Georgia has more than 50,000 documented archaeological sites — and those are just the ones we know about.
With 13,000 years of human habitation in this state, traces of past lives are everywhere. And that’s the concern of cultural preservationists who say that legislation pending in the state House could threaten relics like slave cemeteries, Native American burial grounds, Civil War entrenchments and even standing historical buildings with bulldozers.
Senate Bill 346, introduced by Sen. Brandon Beach, R-Alpharetta, is set for a vote in the House on Tuesday. It would let the Georgia Department of Transportation avoid complying with the reporting requirements of the Georgia Environmental Policy Act (GEPA) when building road and airport projects that cost less than $100 million. The law only applies if the projects are fully state-funded.
The bill has been a subject of contention for several weeks. An amended version that passed out of the House Transportation Committee last week addressed the main concern brought up by archaeologists. It added a requirement that an environmental evaluation be considered when a new road project could have adverse impact on historical site or cultural resource.
However, many archaeologists still have reservations. They say GEPA is already too weak — it allows the very agencies that are pursuing a project to make the determinations about whether it could damage a historic or cultural treasure. Changing the reporting requirements would add to the problem by creating a lack of documentation, transparency and public accountability.

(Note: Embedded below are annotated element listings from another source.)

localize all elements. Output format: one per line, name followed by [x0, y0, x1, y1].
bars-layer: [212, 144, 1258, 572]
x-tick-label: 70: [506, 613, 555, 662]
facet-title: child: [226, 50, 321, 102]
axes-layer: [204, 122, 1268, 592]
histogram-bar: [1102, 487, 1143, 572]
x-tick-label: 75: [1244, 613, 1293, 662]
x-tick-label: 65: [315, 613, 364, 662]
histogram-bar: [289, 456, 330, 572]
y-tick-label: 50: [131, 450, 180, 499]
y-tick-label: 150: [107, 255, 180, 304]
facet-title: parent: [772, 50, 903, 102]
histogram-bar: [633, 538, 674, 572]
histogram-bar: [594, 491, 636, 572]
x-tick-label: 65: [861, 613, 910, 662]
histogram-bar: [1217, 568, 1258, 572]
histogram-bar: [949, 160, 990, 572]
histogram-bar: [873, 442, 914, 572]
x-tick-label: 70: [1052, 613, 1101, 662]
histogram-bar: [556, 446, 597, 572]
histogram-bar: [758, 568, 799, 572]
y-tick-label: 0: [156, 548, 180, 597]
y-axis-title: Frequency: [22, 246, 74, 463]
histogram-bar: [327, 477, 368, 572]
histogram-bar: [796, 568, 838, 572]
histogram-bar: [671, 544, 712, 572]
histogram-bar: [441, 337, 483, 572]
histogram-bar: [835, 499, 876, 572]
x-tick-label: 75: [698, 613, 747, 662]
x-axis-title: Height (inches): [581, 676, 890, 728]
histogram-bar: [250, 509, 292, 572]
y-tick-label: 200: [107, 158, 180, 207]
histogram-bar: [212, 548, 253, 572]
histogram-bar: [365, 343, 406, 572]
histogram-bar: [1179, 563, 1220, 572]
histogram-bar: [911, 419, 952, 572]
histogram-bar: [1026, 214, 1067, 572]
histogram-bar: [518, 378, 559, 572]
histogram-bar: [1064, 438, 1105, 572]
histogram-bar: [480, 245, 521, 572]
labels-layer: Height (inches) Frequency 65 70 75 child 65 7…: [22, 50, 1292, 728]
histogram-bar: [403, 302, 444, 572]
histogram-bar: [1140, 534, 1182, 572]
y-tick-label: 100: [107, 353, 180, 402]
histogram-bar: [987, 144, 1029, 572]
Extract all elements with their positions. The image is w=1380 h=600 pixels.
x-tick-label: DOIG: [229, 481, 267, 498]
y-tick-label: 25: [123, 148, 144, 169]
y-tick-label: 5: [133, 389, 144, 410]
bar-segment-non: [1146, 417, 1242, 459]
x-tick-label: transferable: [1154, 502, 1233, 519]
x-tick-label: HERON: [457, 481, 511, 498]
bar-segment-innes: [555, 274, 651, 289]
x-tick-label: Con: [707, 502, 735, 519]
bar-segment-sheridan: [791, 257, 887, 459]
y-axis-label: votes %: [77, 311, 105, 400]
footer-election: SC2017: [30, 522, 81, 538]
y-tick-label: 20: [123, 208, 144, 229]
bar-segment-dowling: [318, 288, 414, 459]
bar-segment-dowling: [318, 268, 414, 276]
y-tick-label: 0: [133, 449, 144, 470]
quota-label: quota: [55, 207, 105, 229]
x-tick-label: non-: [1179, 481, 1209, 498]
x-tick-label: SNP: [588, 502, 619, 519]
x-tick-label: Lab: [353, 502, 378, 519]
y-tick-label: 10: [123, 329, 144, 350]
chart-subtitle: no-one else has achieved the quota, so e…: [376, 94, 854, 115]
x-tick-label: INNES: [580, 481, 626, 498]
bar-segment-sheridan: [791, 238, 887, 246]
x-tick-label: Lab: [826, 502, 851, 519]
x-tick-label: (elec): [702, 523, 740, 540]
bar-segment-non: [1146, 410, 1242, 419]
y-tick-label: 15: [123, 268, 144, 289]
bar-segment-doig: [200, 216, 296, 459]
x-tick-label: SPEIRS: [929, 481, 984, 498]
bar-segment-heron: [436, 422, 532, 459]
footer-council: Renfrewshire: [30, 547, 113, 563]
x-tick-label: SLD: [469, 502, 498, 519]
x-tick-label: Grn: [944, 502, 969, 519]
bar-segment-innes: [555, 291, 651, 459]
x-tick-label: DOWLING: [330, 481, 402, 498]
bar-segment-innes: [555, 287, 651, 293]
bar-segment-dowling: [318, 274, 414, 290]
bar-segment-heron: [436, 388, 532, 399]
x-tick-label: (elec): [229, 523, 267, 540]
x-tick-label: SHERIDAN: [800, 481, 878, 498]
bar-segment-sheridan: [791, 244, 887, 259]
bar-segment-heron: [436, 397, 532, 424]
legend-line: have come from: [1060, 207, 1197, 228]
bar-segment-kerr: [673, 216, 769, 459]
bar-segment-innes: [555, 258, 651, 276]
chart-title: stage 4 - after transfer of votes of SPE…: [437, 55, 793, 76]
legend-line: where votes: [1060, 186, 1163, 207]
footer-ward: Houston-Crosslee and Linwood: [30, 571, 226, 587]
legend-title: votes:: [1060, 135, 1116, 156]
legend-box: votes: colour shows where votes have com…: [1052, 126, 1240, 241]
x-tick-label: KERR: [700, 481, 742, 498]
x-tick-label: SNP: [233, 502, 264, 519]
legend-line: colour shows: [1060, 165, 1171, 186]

“GEPA was put into place for a reason, for the protection of everybody in Georgia and their history and past and the cultural resources that are here for everybody,” said Dan Bigman, who is on the board of the Society for Georgia Archaeology and the Georgia Council of Professional Archaeologists. “So although we’ve made some progress on this bill, it still is not up to the standards that we would want.”
Archaeologists can check state records to see what other sites are in the area, walk the property, test a shovel-sized sample to see what is unearthed, or open larger excavation pits (a rarely needed step). If a site is already disturbed, or if it’s one of many similar sites, in all likelihood there would be no issue with allowing work to continue, Bigman said. However, archaeologists would at least want to document what was there.
GDOT employs archaeologists and they perform site evaluations. That process wouldn’t change under the proposed law.
However, if SB 346 passes, GDOT would not have to document their findings in a report unless the department determines the project could damage a historical or cultural site.
The existing law requires environmental evaluation reports to be sent to the state Department of Natural Resources and Environmental Protection Divisions for review, and for the reports to be made publicly available for 45 days. The proposed measure would remove those accountability steps.
Beach, the bill sponsor, said his proposal doesn’t hurt the environment or threaten archaeological sites. He said GDOT can only bypass doing the report if a project already complies with numerous other environmental laws and standards. These include the Georgia Wildflower Preservation Act, the Georgia Endangered Wildlife Act, the Georgia Erosion and Sediment Act, the Clean Water Act, the Georgia Abandoned Cemetery and Burial Act and the Endangered Species Act of 1973.
Those existing laws protect a wide variety of plants, animals and habitats. However, they don’t shield historical or cultural sites. Those are only covered by GEPA.
Beach, a former member of the State Transportation Board, said his only aim is to eliminate unnecessary paperwork that takes months to complete and ties up state resources. GDOT has estimated that the cost savings would be $10,000 to $15,000 per project.
“The investigation does happen, you still have to go through all these processes,” Beach said. “You’re just not doing the paperwork if it comes back clean.”
Georgia’s environmental evaluation process for roads hasn’t really been an issue until recently. That’s because until recently, Georgia didn’t have enough money to bankroll road projects without tapping into federal aid. And all Georgia road projects backed by federal aid must be vetted through the more detailed federal environmental approval process.
However, thanks to a sweeping transportation funding bill that passed last year, Georgia now has more than $750 million additional dollars to spend on roads and bridges annually. When projects can be fully state funded, transportation planners only have to abide by Georgia’s environmental screening process.
Kevin Jeselnik, staff attorney at Chattahoochee Riverkeeper, praised lawmakers’ efforts to reach a compromise and said his organization would not seek to block the bill. However, he said “we still think it’s a bit of a rollback on existing protections.”
“We wouldn’t really like to see any rollbacks on GDOT’s requirements to report on the actual impacts of its projects,” Jeselnik said.